René Jourdan

Personal information
- Born: 12 May 1943 Arblade-le-Bas, Gers, France
- Died: 7 June 2025 (aged 82) Saint-Pierre-du-Mont, Landes, France

Sport
- Sport: Track and field
- Event(s): 5000 metres 10,000 metres

Medal record
Men's athletics
Representing France
World Championships
| Bronze medal – third place | 1974 Monza | Senior men's team |

= René Jourdan =

French long-distance runner

René Jourdan (12 May 1943 – 7 June 2025) was a French long-distance runner.

== Life and career ==
Jourdan was born in Arblade-le-Bas, Gers. He was a physical education instructor in Aire-sur-l'Adour.

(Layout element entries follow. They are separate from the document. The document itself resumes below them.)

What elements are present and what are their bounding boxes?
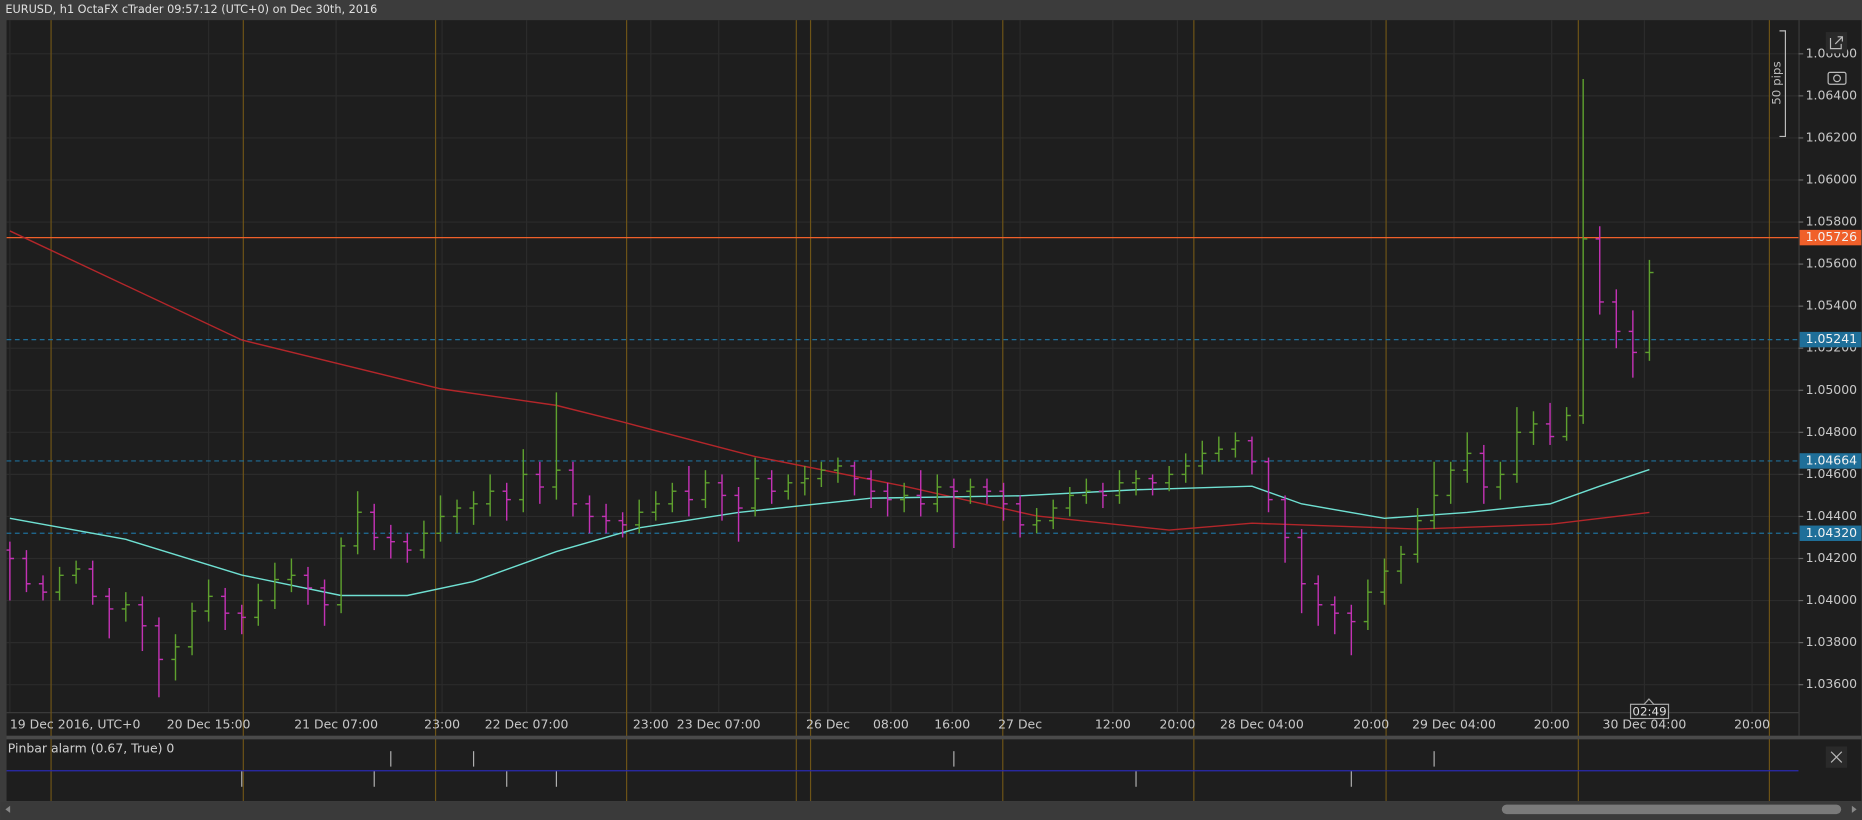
x-tick-label: 12:00 (1095, 717, 1131, 732)
countdown: 02:49 (1629, 698, 1670, 720)
price-tag (1799, 331, 1862, 348)
x-tick-label: 20 Dec 15:00 (167, 717, 251, 732)
scrollbar-thumb[interactable] (1501, 804, 1842, 815)
indicator-plot (6, 751, 1799, 787)
x-tick-label: 28 Dec 04:00 (1220, 717, 1304, 732)
scroll-left[interactable] (5, 805, 11, 813)
price-tag (1799, 525, 1862, 541)
window-title: EURUSD, h1 OctaFX cTrader 09:57:12 (UTC+… (5, 3, 377, 16)
price-tag-label: 1.05241 (1806, 331, 1858, 346)
y-tick-label: 1.04000 (1806, 592, 1858, 607)
y-tick-label: 1.04200 (1806, 550, 1858, 565)
grid (6, 20, 1799, 713)
countdown-label: 02:49 (1632, 705, 1666, 719)
price-tag-label: 1.05726 (1806, 229, 1858, 244)
y-tick-label: 1.04400 (1806, 508, 1858, 523)
period-separators (50, 20, 1770, 802)
y-tick-label: 1.05400 (1806, 298, 1858, 313)
toolbar-icons (1825, 32, 1848, 85)
price-tag (1799, 453, 1862, 469)
y-tick-label: 1.05800 (1806, 214, 1858, 229)
countdown-pointer (1643, 698, 1655, 705)
x-tick-label: 08:00 (873, 717, 909, 732)
scroll-right[interactable] (1851, 805, 1857, 813)
x-tick-label: 27 Dec (998, 717, 1042, 732)
x-tick-label: 19 Dec 2016, UTC+0 (10, 717, 141, 732)
y-tick-label: 1.05000 (1806, 382, 1858, 397)
x-tick-label: 30 Dec 04:00 (1603, 717, 1687, 732)
price-tag-label: 1.04320 (1806, 525, 1858, 540)
y-tick-label: 1.06200 (1806, 129, 1858, 144)
x-tick-label: 29 Dec 04:00 (1412, 717, 1496, 732)
ruler-bracket (1779, 30, 1787, 138)
price-tag-label: 1.04664 (1806, 452, 1858, 467)
x-tick-label: 20:00 (1734, 717, 1770, 732)
x-tick-label: 20:00 (1159, 717, 1195, 732)
y-tick-label: 1.03800 (1806, 634, 1858, 649)
y-tick-label: 1.05600 (1806, 256, 1858, 271)
price-tag (1799, 229, 1862, 246)
scrollbar-track (0, 802, 1862, 820)
camera-lens (1833, 74, 1841, 83)
y-tick-label: 1.03600 (1806, 676, 1858, 691)
screenshot-button[interactable] (1827, 71, 1847, 85)
y-tick-label: 1.04800 (1806, 424, 1858, 439)
x-tick-label: 16:00 (934, 717, 970, 732)
plot-area (6, 79, 1799, 698)
x-tick-label: 23 Dec 07:00 (677, 717, 761, 732)
y-tick-label: 1.06000 (1806, 171, 1858, 186)
x-tick-label: 21 Dec 07:00 (294, 717, 378, 732)
pips-label: 50 pips (1770, 61, 1784, 104)
x-tick-label: 26 Dec (806, 717, 850, 732)
x-tick-label: 20:00 (1353, 717, 1389, 732)
axes: 1.03600 1.03800 1.04000 1.04200 1.04400 1.046… (10, 45, 1862, 732)
indicator-close[interactable] (1825, 746, 1848, 768)
x-tick-label: 22 Dec 07:00 (485, 717, 569, 732)
x-tick-label: 23:00 (424, 717, 460, 732)
indicator-title: Pinbar alarm (0.67, True) 0 (8, 740, 175, 755)
y-tick-label: 1.04600 (1806, 466, 1858, 481)
x-tick-label: 23:00 (633, 717, 669, 732)
y-tick-label: 1.06400 (1806, 87, 1858, 102)
pips-ruler: 50 pips (1770, 30, 1787, 138)
close-icon (1830, 751, 1843, 763)
popout-icon (1829, 36, 1843, 50)
x-tick-label: 20:00 (1534, 717, 1570, 732)
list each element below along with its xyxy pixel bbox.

Jourdan competed in two events at the 1969 European Athletics Championships, placing tenth in the 5000 metres, and then placing seventh place in the 10,000 metres. He also competed at the 1974 IAAF World Cross Country Championships, winning the bronze medal in the senior men's team event. He became French champion in the 5000 metres in 1967, 1969 and 1970, and 10,000 metres champion in 1968.

== Death ==
Jourdan died in Saint-Pierre-du-Mont, Landes on 7 June 2025, at the age of 82.